Newsletter Capital Markets and Banking Law Issue 2 | 2020
Risk of market manipulation via social media

In the recent past, several statements from decision-makers in listed companies have led to government investigations into market manipulation. Netflix founder and CEO Reed Hastings announced on his Facebook page in around 2012 that subscribers had watched more than a billion hours of internet television in a month for the first time, with more than 2.5 million followers from a blog on Twitter (the Netflix price increased by 15% as a result). Elon Musk's announcement of a possible delisting of Tesla via Twitter led to a price increase of 11% for the Tesla share in 2019. Both statements led to investigations by the American regulator SEC.

The Market Abuse Ordinance (MAR) also recognizes the increasing importance of social media for the capital markets. So it says in the 48th recital of the MAR: "As the use of websites, blogs and social media increases, it is important to clarify that the dissemination of false or misleading information via the internet, including through social media websites or anonymous blogs, is considered equivalent to dissemination via more traditional communication channels for the purposes of this Regulation should be.

The Market Abuse Regulation prohibits information-based market manipulation.

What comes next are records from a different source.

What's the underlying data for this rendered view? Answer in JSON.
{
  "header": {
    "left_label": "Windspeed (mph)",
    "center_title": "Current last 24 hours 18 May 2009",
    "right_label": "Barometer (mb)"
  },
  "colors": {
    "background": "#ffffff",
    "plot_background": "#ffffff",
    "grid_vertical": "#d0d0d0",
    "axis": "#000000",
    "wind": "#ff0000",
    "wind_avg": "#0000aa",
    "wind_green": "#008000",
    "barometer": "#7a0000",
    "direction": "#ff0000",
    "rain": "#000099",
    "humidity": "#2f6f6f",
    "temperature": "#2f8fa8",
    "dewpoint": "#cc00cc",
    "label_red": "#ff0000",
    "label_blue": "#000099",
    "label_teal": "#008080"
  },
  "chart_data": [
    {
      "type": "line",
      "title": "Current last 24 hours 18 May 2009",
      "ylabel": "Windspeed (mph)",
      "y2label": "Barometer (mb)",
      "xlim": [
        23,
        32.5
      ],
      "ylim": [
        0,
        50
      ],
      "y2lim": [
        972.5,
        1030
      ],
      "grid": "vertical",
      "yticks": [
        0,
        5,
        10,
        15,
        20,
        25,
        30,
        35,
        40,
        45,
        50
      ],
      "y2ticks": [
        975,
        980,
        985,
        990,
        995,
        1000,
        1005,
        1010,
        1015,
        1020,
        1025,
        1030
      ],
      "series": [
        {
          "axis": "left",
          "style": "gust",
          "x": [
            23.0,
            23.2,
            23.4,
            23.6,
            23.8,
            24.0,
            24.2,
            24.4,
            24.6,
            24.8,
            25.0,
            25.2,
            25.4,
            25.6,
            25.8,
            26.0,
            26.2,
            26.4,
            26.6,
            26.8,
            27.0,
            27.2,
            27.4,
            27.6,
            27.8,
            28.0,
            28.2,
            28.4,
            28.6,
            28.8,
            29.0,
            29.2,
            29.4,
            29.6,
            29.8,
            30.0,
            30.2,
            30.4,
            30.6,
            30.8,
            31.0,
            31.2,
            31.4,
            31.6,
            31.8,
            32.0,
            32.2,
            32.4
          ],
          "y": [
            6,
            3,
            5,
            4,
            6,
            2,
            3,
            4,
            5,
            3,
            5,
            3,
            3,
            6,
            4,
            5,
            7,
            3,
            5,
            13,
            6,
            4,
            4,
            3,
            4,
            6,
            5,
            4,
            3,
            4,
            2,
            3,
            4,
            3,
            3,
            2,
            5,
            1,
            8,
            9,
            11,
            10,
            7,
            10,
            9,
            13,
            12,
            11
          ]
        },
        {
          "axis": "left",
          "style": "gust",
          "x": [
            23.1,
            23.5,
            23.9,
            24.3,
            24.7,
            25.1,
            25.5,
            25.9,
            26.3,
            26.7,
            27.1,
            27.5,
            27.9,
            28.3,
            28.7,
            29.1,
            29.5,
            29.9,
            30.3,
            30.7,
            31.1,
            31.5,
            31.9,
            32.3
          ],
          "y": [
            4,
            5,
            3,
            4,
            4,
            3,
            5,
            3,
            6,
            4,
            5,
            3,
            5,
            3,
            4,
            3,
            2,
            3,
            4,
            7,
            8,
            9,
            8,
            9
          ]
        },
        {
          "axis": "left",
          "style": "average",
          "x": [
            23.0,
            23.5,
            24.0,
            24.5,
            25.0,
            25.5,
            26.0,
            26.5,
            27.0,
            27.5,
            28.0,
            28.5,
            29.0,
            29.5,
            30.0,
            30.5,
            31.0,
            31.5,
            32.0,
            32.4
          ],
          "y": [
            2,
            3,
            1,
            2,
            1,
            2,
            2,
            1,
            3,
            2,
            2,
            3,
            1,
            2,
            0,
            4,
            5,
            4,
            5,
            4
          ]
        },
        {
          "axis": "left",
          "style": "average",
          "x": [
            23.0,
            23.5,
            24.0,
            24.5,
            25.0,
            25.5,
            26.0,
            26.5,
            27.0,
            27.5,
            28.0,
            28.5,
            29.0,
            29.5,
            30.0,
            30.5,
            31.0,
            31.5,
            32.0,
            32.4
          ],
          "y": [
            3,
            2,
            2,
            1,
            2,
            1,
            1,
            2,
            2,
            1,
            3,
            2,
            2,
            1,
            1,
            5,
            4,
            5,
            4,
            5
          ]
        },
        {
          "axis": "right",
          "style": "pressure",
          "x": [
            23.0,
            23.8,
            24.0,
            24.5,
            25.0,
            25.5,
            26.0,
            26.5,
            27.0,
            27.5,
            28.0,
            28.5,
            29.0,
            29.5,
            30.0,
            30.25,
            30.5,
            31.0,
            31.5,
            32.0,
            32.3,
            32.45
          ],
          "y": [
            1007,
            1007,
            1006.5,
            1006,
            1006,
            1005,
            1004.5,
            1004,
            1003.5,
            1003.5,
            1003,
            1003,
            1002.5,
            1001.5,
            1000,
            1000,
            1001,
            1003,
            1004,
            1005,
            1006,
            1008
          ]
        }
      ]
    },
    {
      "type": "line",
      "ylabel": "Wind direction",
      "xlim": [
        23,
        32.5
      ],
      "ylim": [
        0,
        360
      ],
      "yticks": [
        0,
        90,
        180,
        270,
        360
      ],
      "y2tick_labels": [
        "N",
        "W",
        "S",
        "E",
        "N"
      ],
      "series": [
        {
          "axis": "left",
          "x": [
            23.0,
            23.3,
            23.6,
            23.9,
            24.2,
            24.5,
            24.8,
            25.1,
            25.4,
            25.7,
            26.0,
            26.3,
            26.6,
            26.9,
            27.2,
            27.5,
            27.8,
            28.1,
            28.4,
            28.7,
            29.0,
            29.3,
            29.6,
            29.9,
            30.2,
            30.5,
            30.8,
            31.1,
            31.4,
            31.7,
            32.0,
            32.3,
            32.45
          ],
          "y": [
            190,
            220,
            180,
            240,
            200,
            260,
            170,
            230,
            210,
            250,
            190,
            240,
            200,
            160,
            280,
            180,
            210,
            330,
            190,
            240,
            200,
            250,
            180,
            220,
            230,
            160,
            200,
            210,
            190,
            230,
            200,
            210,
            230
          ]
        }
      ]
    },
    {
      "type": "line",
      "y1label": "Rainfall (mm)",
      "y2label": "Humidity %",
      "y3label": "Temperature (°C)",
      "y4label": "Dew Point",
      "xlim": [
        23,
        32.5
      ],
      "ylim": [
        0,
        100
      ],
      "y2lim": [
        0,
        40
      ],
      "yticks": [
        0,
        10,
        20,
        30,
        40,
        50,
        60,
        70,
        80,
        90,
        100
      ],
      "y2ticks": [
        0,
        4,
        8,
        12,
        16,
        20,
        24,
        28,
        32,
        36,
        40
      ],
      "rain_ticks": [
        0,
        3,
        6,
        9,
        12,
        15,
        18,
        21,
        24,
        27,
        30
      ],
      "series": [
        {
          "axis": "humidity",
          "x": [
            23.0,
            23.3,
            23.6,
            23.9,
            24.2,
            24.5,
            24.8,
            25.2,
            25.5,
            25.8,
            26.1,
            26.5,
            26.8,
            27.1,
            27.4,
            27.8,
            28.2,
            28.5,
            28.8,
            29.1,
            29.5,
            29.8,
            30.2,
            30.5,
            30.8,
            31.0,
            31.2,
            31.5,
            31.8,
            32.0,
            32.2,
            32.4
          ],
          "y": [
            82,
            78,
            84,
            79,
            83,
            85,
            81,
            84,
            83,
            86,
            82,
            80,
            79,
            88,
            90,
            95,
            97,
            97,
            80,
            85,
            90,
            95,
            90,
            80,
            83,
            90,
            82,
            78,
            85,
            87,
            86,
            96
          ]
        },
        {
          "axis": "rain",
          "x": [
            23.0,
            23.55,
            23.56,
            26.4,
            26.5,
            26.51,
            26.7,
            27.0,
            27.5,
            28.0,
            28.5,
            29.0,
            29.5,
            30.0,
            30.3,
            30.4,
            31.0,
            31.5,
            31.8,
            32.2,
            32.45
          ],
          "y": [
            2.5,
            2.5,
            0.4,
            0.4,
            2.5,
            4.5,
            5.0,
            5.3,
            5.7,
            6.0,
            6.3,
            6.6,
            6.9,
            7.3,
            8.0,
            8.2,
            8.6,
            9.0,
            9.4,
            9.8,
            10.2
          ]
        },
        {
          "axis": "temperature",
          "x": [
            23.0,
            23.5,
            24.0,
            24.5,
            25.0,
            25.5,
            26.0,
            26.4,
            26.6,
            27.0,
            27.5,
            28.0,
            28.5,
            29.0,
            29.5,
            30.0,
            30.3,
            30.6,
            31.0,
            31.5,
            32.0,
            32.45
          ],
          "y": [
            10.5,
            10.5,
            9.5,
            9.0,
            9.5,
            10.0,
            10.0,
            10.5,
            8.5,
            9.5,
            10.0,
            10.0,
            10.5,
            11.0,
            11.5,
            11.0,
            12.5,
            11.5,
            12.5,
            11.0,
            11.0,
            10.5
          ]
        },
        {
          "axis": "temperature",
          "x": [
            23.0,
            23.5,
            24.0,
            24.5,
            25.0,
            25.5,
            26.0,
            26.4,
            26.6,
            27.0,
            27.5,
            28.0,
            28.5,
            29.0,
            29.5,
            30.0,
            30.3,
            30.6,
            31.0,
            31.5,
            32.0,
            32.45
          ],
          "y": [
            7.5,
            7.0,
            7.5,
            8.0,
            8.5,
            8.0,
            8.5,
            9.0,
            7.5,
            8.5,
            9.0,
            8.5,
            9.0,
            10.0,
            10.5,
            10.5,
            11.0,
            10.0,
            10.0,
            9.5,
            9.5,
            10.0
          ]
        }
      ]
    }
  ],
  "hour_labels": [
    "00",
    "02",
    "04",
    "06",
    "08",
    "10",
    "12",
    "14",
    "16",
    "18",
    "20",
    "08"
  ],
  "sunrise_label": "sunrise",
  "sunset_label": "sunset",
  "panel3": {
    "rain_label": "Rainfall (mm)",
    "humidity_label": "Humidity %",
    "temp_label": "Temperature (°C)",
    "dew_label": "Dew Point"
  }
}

This includes the "Dissemination of information through the media, including the Internet or by any other means, which gives false or misleading signals as to the supply or price of a financial instrument [...] or the demand for it, or which is likely to do so, or an abnormal or artificial price level of a financial instrument [ ...] or where this is likely. ” This complex definition is comprehensive with regard to the communication channel (arg "or in another way, ...") and, to put it somewhat simply, prohibits the spread of false or misleading facts or rumors with a potential price influence. The “perpetrator” does not even have to act deliberately.

Verbund boss Wolfgang Anzengruber has learned firsthand that the FMA does not shy away from punishing prominent managers for information-based market manipulation (see VwGH December 18, 2015, Ra 2015/02/0200). In a "Kurier" interview on September 18, 2012, when asked whether the listed company would exit Turkey, I replied: "This is currently not an issue", although Verbund was negotiating an asset swap with E.ON in this regard (According to reports, however, the negotiations were suspended at the time of the statement.) Musk had tweeted regarding the Tesla-taking-private "Funding secured. ”, Although the financing was probably not guaranteed. Both cases ended with penalties by the supervisory authority (FMA / SEC). The medium (daily newspaper / Twitter) makes no difference here. In its annual report, BaFin also emphasized that new communication channels (Twitter, Facebook, etc.) also bring new fields of work for BaFin. BaFin also points out that it is currently investigating the first cases of new types of market manipulation digitally.

With this in mind, it cannot be overemphasized how important it is for decision-makers in listed companies to deal carefully with social media. In this context, we also advise compliance officers to keep their eyes open and create awareness in the company. In any case, only certain facts should be published. In addition, it must be kept in mind that the situation can often change very quickly in complex, extended issues. The supervisor then naturally looks back during their investigations and does not necessarily believe you that when you made a statement you could not have known that it would later turn out to be wrong.